EFECTO DIFERENCIAL DE CITOQUINAS PROINFLAMATORIAS SOBRE CÉLULAS EN ETAPA DE DIFERENCIACIÓN ERITROIDE

VOTA DAIANA; CHAMORRO MARÍA EUGENIA; CALLERO MARIANA; NESSE ALCIRA; VITTORI DANIELA

Mar del Plata, Provincia de Buenos Aires

Congreso; LII Reunión Científica Anual de la Sociedad Argentina de Investigación Clínica; 2007

La anemia de enfermedades crónicas se encuentra asociada a procesos inflamatorios caracterizados por la producción aumentada de citoquinas proinflamatorias. En trabajos previos hemos demostrado que la citoquina proinflamatoria TNF-alfa induce apoptosis de células K562 cuando se encuentran en etapa de diferenciación eritroide.

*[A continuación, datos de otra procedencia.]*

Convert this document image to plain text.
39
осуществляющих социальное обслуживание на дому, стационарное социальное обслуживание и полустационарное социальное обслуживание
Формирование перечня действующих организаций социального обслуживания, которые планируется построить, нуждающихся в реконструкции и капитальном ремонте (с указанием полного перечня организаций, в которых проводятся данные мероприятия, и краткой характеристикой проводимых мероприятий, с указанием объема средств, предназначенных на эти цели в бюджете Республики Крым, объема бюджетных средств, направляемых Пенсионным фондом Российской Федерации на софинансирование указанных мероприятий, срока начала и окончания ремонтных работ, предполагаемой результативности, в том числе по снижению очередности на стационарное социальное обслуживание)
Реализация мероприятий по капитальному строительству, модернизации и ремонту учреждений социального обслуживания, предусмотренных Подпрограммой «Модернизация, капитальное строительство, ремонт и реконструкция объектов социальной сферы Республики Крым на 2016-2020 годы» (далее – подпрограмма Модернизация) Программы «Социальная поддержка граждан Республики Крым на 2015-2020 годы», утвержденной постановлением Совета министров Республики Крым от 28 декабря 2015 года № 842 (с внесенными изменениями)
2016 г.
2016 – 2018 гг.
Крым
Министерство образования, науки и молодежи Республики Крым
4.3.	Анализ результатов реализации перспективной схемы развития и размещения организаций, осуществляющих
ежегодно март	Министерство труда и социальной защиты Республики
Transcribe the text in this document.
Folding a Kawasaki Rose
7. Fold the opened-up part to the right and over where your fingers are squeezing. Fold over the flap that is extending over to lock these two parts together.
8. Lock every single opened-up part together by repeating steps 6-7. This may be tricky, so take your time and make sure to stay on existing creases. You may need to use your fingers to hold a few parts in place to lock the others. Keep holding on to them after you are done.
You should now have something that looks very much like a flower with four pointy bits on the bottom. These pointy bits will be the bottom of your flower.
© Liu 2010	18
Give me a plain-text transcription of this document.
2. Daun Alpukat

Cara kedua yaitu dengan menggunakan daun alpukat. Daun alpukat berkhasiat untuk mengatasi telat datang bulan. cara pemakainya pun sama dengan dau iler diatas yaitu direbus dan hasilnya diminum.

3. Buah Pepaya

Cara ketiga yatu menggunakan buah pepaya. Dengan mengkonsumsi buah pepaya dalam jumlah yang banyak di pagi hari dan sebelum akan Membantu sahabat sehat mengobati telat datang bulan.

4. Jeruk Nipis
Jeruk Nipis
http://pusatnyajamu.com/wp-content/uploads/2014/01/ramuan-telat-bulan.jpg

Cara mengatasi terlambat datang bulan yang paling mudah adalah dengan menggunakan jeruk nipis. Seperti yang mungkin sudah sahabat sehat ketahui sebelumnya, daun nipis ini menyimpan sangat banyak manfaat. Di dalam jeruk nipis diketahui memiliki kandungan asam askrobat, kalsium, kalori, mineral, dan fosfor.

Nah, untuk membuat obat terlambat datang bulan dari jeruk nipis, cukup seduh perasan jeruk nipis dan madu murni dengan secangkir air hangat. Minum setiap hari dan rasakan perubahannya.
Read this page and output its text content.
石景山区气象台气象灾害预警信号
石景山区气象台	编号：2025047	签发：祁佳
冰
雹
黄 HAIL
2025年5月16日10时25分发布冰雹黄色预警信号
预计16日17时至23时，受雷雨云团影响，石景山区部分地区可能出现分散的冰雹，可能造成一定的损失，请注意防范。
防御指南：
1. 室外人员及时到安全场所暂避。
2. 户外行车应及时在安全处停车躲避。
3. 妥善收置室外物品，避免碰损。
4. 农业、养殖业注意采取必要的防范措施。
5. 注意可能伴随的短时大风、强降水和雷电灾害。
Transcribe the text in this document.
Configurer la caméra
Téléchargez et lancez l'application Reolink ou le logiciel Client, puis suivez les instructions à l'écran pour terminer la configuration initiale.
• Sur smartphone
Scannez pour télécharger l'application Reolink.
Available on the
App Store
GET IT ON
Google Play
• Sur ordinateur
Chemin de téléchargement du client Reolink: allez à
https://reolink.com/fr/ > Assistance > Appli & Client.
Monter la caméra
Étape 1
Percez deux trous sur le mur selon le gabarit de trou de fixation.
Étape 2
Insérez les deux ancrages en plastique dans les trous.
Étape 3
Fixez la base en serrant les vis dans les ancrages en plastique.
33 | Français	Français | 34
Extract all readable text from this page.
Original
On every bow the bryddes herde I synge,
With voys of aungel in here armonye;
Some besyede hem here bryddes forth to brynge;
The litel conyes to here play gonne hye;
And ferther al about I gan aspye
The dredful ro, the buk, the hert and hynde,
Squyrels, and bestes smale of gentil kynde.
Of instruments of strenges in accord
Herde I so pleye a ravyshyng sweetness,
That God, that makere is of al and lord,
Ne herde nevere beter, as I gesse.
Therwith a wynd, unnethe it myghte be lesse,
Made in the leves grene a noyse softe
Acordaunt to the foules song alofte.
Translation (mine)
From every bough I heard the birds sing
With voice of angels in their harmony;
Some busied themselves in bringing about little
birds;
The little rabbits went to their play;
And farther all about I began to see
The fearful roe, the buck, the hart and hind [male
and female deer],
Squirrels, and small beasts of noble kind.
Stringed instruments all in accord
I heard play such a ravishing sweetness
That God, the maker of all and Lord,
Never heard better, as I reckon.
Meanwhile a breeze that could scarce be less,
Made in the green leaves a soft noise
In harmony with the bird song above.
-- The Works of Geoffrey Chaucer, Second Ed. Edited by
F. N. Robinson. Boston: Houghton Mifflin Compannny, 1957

El objetivo del presente trabajo es investigar si la IL-1beta produce el mismo efecto y avanzar en el estudio de los mecanismos de acción de ambas citoquinas sobre células diferenciadas. La hemina (H) 30 µM resultó ser un buen inductor de diferenciación eritroide, determinada por recuento diferencial con tinción por DAF (57,0±5,6%, 48 h), proceso que no fue afectado por TNF-alfa o IL-1beta. La IL-1beta produjo, al igual que el TNF-alfa un efecto diferencial sobre la línea celular K562. Mientras que la IL-1beta (30-100 µg/ml) incrementó la apoptosis (Hoechst) de células diferenciadas, no afectó a las indiferenciadas (H-IL 20,3±1,76%, IL 9,3±1,76%; P<0.05, n=3). Se corroboró que los efectos observados fueron causados por la acción de la citoquina y no por la hemina (H-IL 20,3±1.76%, H 11±1,73%; P<0.05, n=3). Los resultados de la actividad de caspasa 3 (clivaje de Ac-DEVD-pNA) en tratamientos con TNF-alfa o con IL-1beta concuerdan con los obtenidos por la técnica de Hoechst, confirmando la inducción de apoptosis vía caspasas. La diferenciación eritroide fue acompañada de una significativa disminución de los niveles de ARNm de c-FLIP, proteína supresora de señales apoptótica, determinados por Real Time PCR (H 1,23±0,04 vs. C 0,77<0,04 u. a., P<0.001, n=4). Se puede concluir que el proceso de diferenciación eritroide aumenta la sensibilidad de las células K562 a la acción proapoptótica de distintas citoquinas producidas durante el proceso inflamatorio. La disminución de la expresión de c-FLIP explicaría el efecto atribuido a TNF-alfa y a IL-1beta en presencia de H, sugiriendo la participación de c-FLIP en los mecanismos de la acción de las citoquinas proinflamatorias.